La famille d’une jeune chercheuse, morte lundi 17 juin de la maladie de Creutzfeldt-Jakob, a porté plainte contre l’Institut national de la recherche agronomique (INRA) où elle avait travaillé et où elle aurait été contaminée, en 2010, par un prion responsable de cette maladie. L’affaire a été révélée, vendredi 21 juin, par Mediapart et confirmée par les avocats de la famille comme par l’INRA, qui affirmait, vendredi soir, que « tous les éléments relatifs à l’accident et aux mesures de sécurité seront communiqués aux autorités sanitaires et à la justice ».

L’accident qui pourrait être à l’origine de la contamination remonte à 2010, lorsque la jeune femme travaillait en CDD à l’unité de virologie et immunologie moléculaire (VIM) de Jouy-en-Josas, un laboratoire sécurisé de type P3 spécialisé dans l’étude des prions. Ces agents infectieux sont hautement pathogènes : l’un des variants est responsable de la maladie de Creutzfeldt-Jakob, forme humaine de la maladie dite de la « vache folle ».

Tissus contaminés

Le 31 mai 2010, la jeune femme, assistante-ingénieure âgée de 24 ans, participait à des études sur la neurotoxicité de ces agents pathogènes sur différentes lignées de souris transgéniques. Elle s’est alors piqué le pouce droit avec une pince, qui a traversé ses deux gants en latex et entraîné un saignement. Dans la « déclaration d’accident de service » rédigée le même jour, il est précisé que la « plaie saignante » a été soignée après contact téléphonique avec l’infirmière du centre, le médecin étant absent.

Toutes les précautions ont-elles été prises pour prévenir puis prendre en charge une éventuelle infection ? C’est ce que demandent les avocats de la famille d’Emilie J., Marc et Julien Bensimhon, qui soulèvent quatre questions précises :

  • la jeune femme avait-elle bénéficié de la formation nécessaire face au risque de contamination ;
  • était-elle équipée des gants anticoupures qui auraient pu prévenir l’accident ;
  • le protocole qui impose une décontamination sur place et immédiate a-t-il été respecté ;
  • l’INRA a-t-il veillé à la santé de la jeune femme après cet incident ?

« Nous avons décidé de porter cette affaire sur le terrain médiatique parce que l’INRA s’est désintéressé du sujet », soutient Marc Bensimhon.

« Rien à cacher »

L’INRA, qui ne conteste pas la survenue de l’accident en 2010, a rendu public vendredi un communiqué où l’organisme, qui est placé sous la double tutelle du ministère de l’agriculture et de la recherche, déclare « sa grande tristesse » face au décès de l’ancienne chercheuse, qui avait travaillé à Jouy-en-Josas jusqu’en 2012. « L’INRA a répondu à la famille et aux autorités sanitaires en transmettant les pièces qui étaient demandées, et réaffirme son engagement de transparence », lit-on dans le communiqué. « On n’a rien à cacher, on veut comprendre », rapporte-t-on à la direction de l’organisme.

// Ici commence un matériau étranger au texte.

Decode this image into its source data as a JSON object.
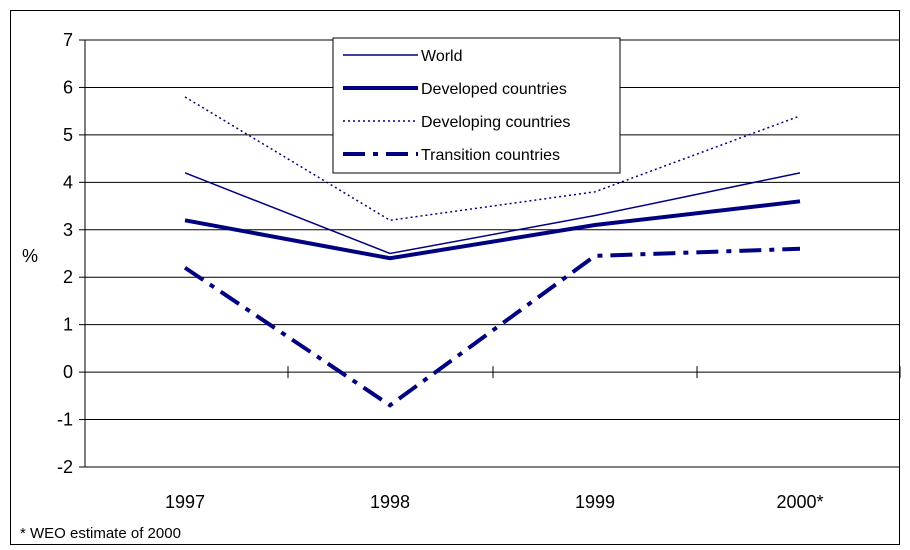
{
  "chart_data": {
    "type": "line",
    "categories": [
      "1997",
      "1998",
      "1999",
      "2000*"
    ],
    "ylabel": "%",
    "ylim": [
      -2,
      7
    ],
    "ytick_labels": [
      "7",
      "6",
      "5",
      "4",
      "3",
      "2",
      "1",
      "0",
      "-1",
      "-2"
    ],
    "grid": true,
    "legend_position": "top-center",
    "series": [
      {
        "name": "World",
        "values": [
          4.2,
          2.5,
          3.3,
          4.2
        ],
        "color": "#000080",
        "style": "thin-solid"
      },
      {
        "name": "Developed countries",
        "values": [
          3.2,
          2.4,
          3.1,
          3.6
        ],
        "color": "#000080",
        "style": "thick-solid"
      },
      {
        "name": "Developing countries",
        "values": [
          5.8,
          3.2,
          3.8,
          5.4
        ],
        "color": "#000080",
        "style": "dotted"
      },
      {
        "name": "Transition countries",
        "values": [
          2.2,
          -0.7,
          2.45,
          2.6
        ],
        "color": "#000080",
        "style": "dash-dot"
      }
    ],
    "footnote": "* WEO estimate of 2000"
  }
}
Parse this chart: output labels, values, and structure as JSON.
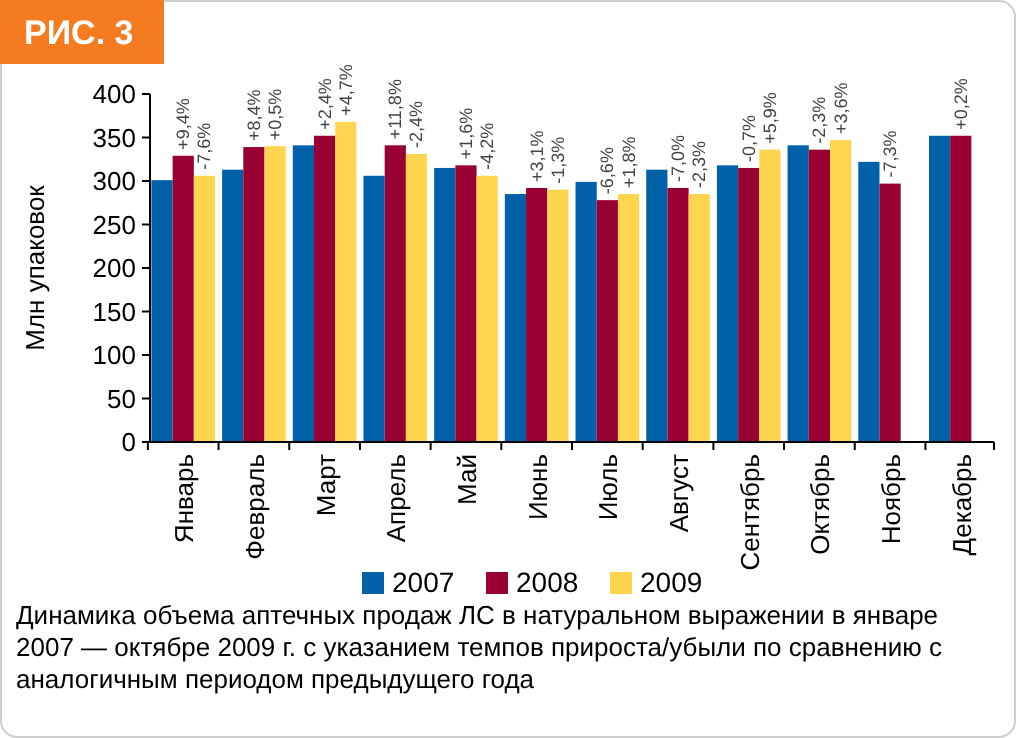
{
  "chart_data": {
    "type": "bar",
    "title": "РИС. 3",
    "ylabel": "Млн упаковок",
    "annotations": [
      "Динамика объема аптечных продаж ЛС в натуральном выражении в январе 2007 — октябре 2009 г. с указанием темпов прироста/убыли по сравнению с аналогичным периодом предыдущего года",
      {
        "text": "+9,4%",
        "x": "Январь",
        "y": 329
      },
      {
        "text": "-7,6%",
        "x": "Январь",
        "y": 306
      },
      {
        "text": "+8,4%",
        "x": "Февраль",
        "y": 339
      },
      {
        "text": "+0,5%",
        "x": "Февраль",
        "y": 340
      },
      {
        "text": "+2,4%",
        "x": "Март",
        "y": 352
      },
      {
        "text": "+4,7%",
        "x": "Март",
        "y": 368
      },
      {
        "text": "+11,8%",
        "x": "Апрель",
        "y": 341
      },
      {
        "text": "-2,4%",
        "x": "Апрель",
        "y": 331
      },
      {
        "text": "+1,6%",
        "x": "Май",
        "y": 318
      },
      {
        "text": "-4,2%",
        "x": "Май",
        "y": 306
      },
      {
        "text": "+3,1%",
        "x": "Июнь",
        "y": 292
      },
      {
        "text": "-1,3%",
        "x": "Июнь",
        "y": 290
      },
      {
        "text": "-6,6%",
        "x": "Июль",
        "y": 278
      },
      {
        "text": "+1,8%",
        "x": "Июль",
        "y": 285
      },
      {
        "text": "-7,0%",
        "x": "Август",
        "y": 292
      },
      {
        "text": "-2,3%",
        "x": "Август",
        "y": 285
      },
      {
        "text": "-0,7%",
        "x": "Сентябрь",
        "y": 315
      },
      {
        "text": "+5,9%",
        "x": "Сентябрь",
        "y": 336
      },
      {
        "text": "-2,3%",
        "x": "Октябрь",
        "y": 336
      },
      {
        "text": "+3,6%",
        "x": "Октябрь",
        "y": 347
      },
      {
        "text": "-7,3%",
        "x": "Ноябрь",
        "y": 297
      },
      {
        "text": "+0,2%",
        "x": "Декабрь",
        "y": 352
      }
    ],
    "categories": [
      "Январь",
      "Февраль",
      "Март",
      "Апрель",
      "Май",
      "Июнь",
      "Июль",
      "Август",
      "Сентябрь",
      "Октябрь",
      "Ноябрь",
      "Декабрь"
    ],
    "series": [
      {
        "name": "2007",
        "color": "#0060a8",
        "values": [
          301,
          313,
          341,
          306,
          315,
          285,
          299,
          313,
          318,
          341,
          322,
          352
        ]
      },
      {
        "name": "2008",
        "color": "#990033",
        "values": [
          329,
          339,
          352,
          341,
          318,
          292,
          278,
          292,
          315,
          336,
          297,
          352
        ]
      },
      {
        "name": "2009",
        "color": "#ffd54f",
        "values": [
          306,
          340,
          368,
          331,
          306,
          290,
          285,
          285,
          336,
          347,
          null,
          null
        ]
      }
    ],
    "ylim": [
      0,
      400
    ],
    "yticks": [
      0,
      50,
      100,
      150,
      200,
      250,
      300,
      350,
      400
    ],
    "grid": false,
    "legend": "bottom"
  }
}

Parallèlement à la plainte au pénal pour « homicide involontaire » et « mise en danger de la vie d’autrui » déposée à Versailles – où le parquet examine l’opportunité d’ouvrir une enquête, selon l’Agence France-Presse – une enquête administrative est lancée. A la direction de l’INRA, on précise qu’une enquête sanitaire a aussi été confiée à Santé publique France.

L’INRA va, par ailleurs, « contribuer à la mission confiée par la ministre de la recherche à l’Inspection générale de l’administration de l’éducation nationale et de la recherche et à l’Inspection santé et sécurité au travail, destinée à évaluer les mesures de sécurité dans les laboratoires de recherche sur les prions ».